Ethiopia’s federal government has said rival forces from the war-hit Tigray region had been beaten in neighbouring Afar region and had withdrawn, but the Tigrayan forces said they had simply redeployed troops to next-door Amhara region for an offensive there.
“The TPLF force has left Afar,” foreign ministry spokesperson Dina Mufti told reporters at a news conference in the capital, Addis Ababa, referring to the Tigray People’s Liberation Front (TPLF), which ruled Ethiopia for three decades but was the northern region’s ruling party when fighting broke out in November 2020.
“According to a military information, they were defeated and they left,” he said.
Tigrayan spokesperson Getachew Reda, speaking to Reuters news agency by satellite phone from an undisclosed location, said the Ethiopian authorities had only now realised Tigrayan forces had withdrawn.
“We were not defeated. There was no fighting in Afar so we made troop movements from there to the highlands in adjoining Amhara region,” he said.
It was not immediately possible to verify either claim.
Prime Minister Abiy Ahmed’s spokeswoman told a news conference in Addis Ababa that the Tigrayan forces had been “routed” in the Afar region by the military and the region’s militia forces, which she said had closely collaborated and inflicted heavy losses on the Tigrayan forces.
“The Afar militia has been working in close collaboration with the national defence forces and the TPLF have sustained a lot of losses over the past weeks,” Billene Seyoum said.
Getachew disputed the claim in a series of Twitter posts.

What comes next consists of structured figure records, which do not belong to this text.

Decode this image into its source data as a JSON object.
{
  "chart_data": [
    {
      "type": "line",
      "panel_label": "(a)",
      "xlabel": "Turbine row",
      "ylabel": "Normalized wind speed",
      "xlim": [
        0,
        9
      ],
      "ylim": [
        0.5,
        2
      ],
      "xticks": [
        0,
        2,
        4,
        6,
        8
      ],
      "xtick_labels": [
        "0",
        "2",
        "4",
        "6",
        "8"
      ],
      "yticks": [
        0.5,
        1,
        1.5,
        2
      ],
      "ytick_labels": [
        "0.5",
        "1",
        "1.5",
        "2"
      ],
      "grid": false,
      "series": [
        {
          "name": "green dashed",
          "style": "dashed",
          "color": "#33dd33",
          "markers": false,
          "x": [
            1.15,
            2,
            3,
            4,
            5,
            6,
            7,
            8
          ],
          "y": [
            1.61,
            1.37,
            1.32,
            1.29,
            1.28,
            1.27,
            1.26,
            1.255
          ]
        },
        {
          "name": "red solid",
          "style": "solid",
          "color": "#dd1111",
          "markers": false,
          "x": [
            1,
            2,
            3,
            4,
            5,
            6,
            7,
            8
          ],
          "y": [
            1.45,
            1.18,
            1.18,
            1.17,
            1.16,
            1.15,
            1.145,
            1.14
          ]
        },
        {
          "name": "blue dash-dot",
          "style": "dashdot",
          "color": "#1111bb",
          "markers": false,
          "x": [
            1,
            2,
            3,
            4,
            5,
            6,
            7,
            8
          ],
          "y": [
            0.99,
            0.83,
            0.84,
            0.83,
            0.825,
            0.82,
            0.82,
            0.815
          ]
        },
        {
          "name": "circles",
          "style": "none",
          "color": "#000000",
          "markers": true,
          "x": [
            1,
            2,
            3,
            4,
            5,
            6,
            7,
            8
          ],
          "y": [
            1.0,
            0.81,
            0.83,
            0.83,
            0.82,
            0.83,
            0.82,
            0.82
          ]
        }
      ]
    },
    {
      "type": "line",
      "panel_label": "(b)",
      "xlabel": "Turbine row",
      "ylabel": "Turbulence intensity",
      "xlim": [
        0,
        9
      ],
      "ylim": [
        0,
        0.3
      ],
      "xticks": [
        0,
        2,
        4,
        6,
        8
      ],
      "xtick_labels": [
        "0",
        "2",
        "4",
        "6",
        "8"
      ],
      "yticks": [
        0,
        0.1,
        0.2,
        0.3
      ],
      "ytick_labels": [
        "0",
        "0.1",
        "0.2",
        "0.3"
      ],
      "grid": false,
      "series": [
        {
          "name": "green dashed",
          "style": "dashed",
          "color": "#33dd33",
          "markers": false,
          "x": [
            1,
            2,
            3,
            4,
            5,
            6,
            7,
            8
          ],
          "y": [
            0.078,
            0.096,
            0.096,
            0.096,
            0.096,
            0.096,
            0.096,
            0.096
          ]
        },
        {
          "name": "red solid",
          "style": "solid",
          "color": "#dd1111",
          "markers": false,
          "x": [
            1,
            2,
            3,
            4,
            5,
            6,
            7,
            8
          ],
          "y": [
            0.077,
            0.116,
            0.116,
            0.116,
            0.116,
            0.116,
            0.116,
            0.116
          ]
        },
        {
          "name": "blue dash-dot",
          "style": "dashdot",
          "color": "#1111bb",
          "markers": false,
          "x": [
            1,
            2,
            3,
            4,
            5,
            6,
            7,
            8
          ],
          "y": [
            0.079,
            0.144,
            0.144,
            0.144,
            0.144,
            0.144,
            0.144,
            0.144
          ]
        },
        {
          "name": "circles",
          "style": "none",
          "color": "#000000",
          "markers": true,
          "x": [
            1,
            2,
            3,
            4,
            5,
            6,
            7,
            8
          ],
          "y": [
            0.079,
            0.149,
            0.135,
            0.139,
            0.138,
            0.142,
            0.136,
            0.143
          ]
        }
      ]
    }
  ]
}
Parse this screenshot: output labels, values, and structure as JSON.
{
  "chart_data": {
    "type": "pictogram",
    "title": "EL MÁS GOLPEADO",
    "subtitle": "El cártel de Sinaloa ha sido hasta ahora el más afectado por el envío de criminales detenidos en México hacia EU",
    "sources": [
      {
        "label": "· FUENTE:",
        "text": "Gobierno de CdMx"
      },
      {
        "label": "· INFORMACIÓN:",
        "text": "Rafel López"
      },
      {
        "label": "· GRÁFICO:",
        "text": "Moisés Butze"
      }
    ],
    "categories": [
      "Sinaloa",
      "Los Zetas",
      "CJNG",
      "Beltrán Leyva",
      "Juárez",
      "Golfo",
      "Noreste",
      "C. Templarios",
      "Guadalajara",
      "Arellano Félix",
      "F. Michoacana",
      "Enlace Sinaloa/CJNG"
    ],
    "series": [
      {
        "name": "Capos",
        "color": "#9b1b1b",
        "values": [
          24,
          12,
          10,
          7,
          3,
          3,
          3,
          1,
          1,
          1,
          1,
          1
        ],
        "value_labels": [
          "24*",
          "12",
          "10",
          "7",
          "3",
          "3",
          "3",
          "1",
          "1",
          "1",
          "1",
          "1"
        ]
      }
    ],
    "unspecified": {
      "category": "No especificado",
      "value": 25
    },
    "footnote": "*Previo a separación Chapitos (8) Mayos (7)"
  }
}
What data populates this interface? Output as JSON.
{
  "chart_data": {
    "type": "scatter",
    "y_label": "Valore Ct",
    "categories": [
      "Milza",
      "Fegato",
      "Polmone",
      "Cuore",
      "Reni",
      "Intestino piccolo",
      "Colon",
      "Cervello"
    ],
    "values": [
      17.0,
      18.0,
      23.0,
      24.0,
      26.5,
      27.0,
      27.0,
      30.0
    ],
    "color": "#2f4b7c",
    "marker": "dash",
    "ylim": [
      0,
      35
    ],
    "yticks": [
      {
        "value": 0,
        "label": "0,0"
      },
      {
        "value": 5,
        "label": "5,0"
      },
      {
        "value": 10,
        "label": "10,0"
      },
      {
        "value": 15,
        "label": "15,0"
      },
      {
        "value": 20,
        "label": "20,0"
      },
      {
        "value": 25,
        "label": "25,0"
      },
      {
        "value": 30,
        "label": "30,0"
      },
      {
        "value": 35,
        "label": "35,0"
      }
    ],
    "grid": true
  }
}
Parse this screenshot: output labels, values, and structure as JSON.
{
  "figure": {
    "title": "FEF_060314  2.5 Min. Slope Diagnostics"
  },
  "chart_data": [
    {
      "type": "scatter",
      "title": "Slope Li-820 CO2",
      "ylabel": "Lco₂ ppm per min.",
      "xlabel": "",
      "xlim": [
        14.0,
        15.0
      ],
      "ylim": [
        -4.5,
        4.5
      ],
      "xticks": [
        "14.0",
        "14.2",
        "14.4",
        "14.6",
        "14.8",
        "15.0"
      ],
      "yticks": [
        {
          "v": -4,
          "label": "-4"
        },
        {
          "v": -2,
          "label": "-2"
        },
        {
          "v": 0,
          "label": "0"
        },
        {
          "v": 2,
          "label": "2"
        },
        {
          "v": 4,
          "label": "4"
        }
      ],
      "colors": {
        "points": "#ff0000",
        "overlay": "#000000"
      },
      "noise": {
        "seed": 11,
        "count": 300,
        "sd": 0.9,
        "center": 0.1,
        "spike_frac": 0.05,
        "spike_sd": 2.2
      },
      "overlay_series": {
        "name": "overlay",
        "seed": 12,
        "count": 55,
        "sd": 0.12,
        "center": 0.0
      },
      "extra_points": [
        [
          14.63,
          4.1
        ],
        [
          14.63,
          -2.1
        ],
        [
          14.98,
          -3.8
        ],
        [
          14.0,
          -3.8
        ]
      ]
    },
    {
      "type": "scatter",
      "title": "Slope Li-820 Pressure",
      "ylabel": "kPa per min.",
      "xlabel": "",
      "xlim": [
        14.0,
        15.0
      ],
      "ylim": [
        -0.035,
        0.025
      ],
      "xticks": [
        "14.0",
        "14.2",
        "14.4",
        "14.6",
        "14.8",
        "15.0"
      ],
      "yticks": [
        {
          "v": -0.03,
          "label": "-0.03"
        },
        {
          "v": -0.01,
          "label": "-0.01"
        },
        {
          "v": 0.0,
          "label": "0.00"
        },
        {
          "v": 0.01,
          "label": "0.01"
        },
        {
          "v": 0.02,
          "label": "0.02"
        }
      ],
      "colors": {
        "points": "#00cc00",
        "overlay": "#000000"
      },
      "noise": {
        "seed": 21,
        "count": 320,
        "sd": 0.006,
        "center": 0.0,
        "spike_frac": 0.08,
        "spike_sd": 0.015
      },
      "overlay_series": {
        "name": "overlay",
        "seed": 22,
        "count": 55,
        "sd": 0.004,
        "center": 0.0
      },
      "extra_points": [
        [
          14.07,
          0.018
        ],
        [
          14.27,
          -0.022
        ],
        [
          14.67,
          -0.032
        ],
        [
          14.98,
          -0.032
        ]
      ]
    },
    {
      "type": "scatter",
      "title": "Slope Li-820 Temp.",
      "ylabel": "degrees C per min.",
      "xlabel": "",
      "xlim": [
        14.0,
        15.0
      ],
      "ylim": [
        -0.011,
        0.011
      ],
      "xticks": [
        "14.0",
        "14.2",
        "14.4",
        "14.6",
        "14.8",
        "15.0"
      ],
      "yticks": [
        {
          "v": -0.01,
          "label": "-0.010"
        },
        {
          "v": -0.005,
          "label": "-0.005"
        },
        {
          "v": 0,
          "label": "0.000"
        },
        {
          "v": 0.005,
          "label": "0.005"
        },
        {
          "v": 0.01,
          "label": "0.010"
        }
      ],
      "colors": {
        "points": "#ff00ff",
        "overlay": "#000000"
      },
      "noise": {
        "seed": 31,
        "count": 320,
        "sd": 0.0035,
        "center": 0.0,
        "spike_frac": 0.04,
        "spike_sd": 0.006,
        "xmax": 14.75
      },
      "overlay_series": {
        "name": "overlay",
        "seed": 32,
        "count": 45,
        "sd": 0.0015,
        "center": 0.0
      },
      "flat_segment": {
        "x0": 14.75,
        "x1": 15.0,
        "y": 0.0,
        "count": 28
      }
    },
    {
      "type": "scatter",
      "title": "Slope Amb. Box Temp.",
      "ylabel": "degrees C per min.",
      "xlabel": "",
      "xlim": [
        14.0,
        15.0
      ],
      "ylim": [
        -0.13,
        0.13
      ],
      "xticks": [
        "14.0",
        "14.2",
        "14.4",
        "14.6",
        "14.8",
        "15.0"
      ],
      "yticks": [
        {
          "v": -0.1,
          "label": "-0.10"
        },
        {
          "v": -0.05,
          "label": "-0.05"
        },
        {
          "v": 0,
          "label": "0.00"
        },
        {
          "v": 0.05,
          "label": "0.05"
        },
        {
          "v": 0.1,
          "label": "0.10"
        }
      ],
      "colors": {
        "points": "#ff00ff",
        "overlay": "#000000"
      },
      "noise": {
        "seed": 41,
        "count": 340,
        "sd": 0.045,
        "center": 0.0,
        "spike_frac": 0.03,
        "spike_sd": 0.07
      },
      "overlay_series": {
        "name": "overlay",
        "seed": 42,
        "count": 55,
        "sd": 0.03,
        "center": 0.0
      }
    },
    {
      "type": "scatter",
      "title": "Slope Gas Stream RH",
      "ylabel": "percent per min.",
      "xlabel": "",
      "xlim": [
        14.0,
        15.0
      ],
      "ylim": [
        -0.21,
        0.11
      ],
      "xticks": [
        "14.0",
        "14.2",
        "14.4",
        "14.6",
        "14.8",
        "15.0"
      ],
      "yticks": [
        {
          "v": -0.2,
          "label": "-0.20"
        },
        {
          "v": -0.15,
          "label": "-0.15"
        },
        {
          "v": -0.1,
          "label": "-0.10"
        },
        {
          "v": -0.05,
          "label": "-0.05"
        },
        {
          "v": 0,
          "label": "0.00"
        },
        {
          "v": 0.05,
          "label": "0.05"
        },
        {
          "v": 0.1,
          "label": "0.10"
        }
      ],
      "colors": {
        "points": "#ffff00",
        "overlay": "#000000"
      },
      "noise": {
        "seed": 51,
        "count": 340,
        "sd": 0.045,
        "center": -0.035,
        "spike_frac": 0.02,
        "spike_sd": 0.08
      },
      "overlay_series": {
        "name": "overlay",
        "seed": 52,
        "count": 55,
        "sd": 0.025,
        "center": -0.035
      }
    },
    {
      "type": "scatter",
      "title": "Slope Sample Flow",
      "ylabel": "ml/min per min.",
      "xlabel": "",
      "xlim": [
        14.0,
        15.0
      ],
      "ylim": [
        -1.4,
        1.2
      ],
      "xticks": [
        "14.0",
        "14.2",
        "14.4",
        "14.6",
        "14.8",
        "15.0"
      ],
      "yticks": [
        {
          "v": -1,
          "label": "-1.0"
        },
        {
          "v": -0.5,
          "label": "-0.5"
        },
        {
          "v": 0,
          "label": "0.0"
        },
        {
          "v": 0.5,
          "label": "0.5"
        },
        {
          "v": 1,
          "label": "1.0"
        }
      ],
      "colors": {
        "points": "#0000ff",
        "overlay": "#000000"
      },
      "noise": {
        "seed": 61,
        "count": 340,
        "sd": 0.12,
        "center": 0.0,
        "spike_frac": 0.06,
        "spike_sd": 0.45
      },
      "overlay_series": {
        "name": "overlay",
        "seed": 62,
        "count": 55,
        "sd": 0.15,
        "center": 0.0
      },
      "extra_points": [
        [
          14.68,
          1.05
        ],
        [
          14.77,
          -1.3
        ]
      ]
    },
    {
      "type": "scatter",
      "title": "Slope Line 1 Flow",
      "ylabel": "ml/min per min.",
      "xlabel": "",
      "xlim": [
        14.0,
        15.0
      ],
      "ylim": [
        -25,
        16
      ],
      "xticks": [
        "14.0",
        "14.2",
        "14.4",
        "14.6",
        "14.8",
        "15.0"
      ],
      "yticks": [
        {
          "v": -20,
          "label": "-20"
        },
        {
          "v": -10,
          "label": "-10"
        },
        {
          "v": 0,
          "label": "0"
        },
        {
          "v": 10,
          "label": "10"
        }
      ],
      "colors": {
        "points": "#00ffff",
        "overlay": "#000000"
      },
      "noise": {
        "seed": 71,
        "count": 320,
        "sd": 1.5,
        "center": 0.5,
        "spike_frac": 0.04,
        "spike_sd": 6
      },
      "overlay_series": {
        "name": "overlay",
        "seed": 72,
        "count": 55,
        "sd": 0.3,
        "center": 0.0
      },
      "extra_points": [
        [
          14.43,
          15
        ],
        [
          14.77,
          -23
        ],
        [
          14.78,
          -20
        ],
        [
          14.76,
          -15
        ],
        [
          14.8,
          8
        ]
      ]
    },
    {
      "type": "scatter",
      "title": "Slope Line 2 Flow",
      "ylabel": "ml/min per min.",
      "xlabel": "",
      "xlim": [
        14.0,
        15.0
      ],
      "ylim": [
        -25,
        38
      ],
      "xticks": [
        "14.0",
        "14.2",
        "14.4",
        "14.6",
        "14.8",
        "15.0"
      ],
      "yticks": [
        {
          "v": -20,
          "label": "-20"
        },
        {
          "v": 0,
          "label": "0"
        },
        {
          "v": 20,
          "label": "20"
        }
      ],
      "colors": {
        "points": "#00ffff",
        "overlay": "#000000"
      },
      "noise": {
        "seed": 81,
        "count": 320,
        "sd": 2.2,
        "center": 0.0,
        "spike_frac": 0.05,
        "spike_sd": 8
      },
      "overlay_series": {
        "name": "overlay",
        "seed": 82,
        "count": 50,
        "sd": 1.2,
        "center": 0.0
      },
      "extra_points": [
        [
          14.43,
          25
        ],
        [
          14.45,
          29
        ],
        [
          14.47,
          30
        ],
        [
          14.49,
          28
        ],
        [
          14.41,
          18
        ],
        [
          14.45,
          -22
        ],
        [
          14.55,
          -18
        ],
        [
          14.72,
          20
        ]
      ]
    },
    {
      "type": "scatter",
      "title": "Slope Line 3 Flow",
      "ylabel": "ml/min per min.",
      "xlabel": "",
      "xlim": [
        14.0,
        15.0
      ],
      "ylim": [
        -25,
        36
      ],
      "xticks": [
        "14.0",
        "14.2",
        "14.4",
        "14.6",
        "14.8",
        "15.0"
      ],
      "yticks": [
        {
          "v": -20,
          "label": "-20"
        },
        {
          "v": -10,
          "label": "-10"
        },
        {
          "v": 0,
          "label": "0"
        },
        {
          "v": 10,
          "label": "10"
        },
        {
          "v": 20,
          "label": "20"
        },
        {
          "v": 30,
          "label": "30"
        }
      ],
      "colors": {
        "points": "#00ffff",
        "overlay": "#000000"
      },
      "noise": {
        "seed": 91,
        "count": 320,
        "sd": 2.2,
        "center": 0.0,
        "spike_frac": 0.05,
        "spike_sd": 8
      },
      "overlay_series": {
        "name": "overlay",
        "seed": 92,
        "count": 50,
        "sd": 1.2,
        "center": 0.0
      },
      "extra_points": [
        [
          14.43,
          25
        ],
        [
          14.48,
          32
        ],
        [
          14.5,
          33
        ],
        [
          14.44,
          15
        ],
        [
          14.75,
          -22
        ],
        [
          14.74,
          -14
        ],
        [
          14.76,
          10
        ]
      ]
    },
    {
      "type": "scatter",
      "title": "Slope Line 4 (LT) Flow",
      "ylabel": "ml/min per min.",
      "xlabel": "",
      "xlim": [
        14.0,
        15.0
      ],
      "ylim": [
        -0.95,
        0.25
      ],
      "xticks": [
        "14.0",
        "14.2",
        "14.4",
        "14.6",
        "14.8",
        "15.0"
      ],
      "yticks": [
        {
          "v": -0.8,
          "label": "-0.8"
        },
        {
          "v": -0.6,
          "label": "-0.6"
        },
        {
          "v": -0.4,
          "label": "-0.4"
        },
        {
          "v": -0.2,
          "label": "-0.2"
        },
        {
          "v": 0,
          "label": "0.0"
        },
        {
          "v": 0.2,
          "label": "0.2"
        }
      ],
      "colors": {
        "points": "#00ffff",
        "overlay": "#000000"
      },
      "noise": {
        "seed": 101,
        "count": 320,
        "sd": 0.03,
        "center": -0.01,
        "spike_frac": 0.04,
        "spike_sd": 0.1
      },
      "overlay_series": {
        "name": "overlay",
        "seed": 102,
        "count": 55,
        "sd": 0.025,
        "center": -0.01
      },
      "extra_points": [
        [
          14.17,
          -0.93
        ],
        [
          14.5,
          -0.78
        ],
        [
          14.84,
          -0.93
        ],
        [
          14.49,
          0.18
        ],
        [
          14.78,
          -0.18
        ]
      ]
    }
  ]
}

“#Abiy & Co are trying to have their supporters believe that they are making advances in battlefields in #Amhara and #Afar: they are not,” he said, adding that “thousands are being mopped down by our forces” daily.
“The fighting in Amhara region is proceeding in a manner that will make sure #Abiy cannot lie his way out,” he said.
Northern Ethiopia has been racked by violence since last November when Abiy, the 2019 Nobel Peace Prize winner, sent troops into Tigray, saying the move was in response to attacks on army camps by the TPLF.
The TPLF, which dominated national politics until Abiy came to power in 2018, said federal forces and its allies launched a “coordinated attack” against it.
The 10-month war has killed thousands of people and forced more than two million to flee their homes. There have been myriad reports of massacres and atrocities, including rape and extrajudicial killings, and hundreds of thousands of people suffering famine.
In July, after the TPLF recaptured the regional capital of Mekelle and seized back most of Tigray, its forces advanced into Afar and Amhara regions, marking an expansion of the conflict into previously untouched areas.
Since then, the government estimates that about 450,000 people have fled fighting in those two regions.
Abiy rejected early appeals from high-level AU envoys for talks with Tigrayan leaders, sticking to his line that the conflict is a limited “law and order” operation.
On Thursday, Billene said Ethiopia was considering offers by neighbouring countries to help facilitate a solution to the conflict.
“These efforts are seen positively by the Ethiopian government and as an extension of goodwill, and they are being reviewed.”